April 10, 2022
“Based on an analysis of earnings calls from 2,800 U.S. firms over 10 years, despite far fewer women holding top financial positions, women chief financial officers (CFOs) ‘verbally outperform male finance chiefs.’”
—Sudy co-author Bucknell Freeman College of Management Professor, Kate Suslava
The gist:
The study that summarizing analysis of approximately 105,000 corporate earnings calls from 2009 through 2019, revealed that:
- “Women CFOs are more concise, more conservative in their tone, more straightforward and use more numbers to illustrate their point,” Suslava said. And,
- Women CFOs use what we call ‘careful verbal behavior,’ and, when
- “We study fog index, which measures obfuscation — language complexity and use of euphemisms and clichés — and it looks like women obfuscate less and use more straightforward language…They use less complex language when they talk, so they may be more straightforward.”
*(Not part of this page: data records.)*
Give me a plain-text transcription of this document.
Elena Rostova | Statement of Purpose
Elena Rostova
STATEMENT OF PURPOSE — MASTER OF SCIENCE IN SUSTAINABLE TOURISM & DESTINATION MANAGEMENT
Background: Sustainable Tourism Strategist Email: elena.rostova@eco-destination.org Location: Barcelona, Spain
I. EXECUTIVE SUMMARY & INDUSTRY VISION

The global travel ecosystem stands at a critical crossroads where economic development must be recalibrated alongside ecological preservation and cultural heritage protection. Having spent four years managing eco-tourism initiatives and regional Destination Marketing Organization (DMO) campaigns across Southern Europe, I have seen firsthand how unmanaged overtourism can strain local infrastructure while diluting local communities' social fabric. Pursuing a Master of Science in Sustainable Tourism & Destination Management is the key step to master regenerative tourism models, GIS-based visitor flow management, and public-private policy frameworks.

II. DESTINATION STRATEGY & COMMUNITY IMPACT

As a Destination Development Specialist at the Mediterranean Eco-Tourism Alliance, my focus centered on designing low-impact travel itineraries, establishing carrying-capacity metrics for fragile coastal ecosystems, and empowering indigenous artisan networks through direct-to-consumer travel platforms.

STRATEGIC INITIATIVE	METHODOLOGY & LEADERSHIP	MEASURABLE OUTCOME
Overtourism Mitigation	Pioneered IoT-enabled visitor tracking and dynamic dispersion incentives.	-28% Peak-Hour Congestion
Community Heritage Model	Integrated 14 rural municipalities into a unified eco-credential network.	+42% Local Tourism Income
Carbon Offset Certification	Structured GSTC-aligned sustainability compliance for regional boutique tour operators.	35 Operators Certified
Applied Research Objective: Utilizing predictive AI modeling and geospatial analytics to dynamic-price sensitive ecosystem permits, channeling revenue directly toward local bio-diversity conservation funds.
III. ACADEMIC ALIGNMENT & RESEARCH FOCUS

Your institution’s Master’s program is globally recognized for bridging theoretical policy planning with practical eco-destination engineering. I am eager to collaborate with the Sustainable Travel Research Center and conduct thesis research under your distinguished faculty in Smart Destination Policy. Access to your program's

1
On the flip side, she said, the study found that,
“Male CFOs generally tend to be overly confident and optimistic, “muddy the water with euphemisms and clichés, and use more complex words and sentences.”
And in an interesting Study point:
“ We also looked at men who behave like women to see if those behaviors benefit men as well,” Suslava said.
“We found that for men CFOs who behave more like women CFOs, their stock prices go up more than men CFOs who behave less carefully.
Therefore, “the market rewards careful verbal behavior for both genders.” And this is “probably good news for women considering finance careers,” because, “The gender bias is just huge (in finance),” she said.
The message to women is that you can do it, and you can be adding a lot of value to a company if you go into this industry, stick around and don’t give up.”
While some say the percentage of women CFO’s is so low that, women are just having to perform at much higher levels. But Suslava concludes that, ““The key point is that they’re different. There is a gender difference, and this is what diversity is about,” she said. “The idea is that when you put diverse people together, they’ll generate diverse ideas.”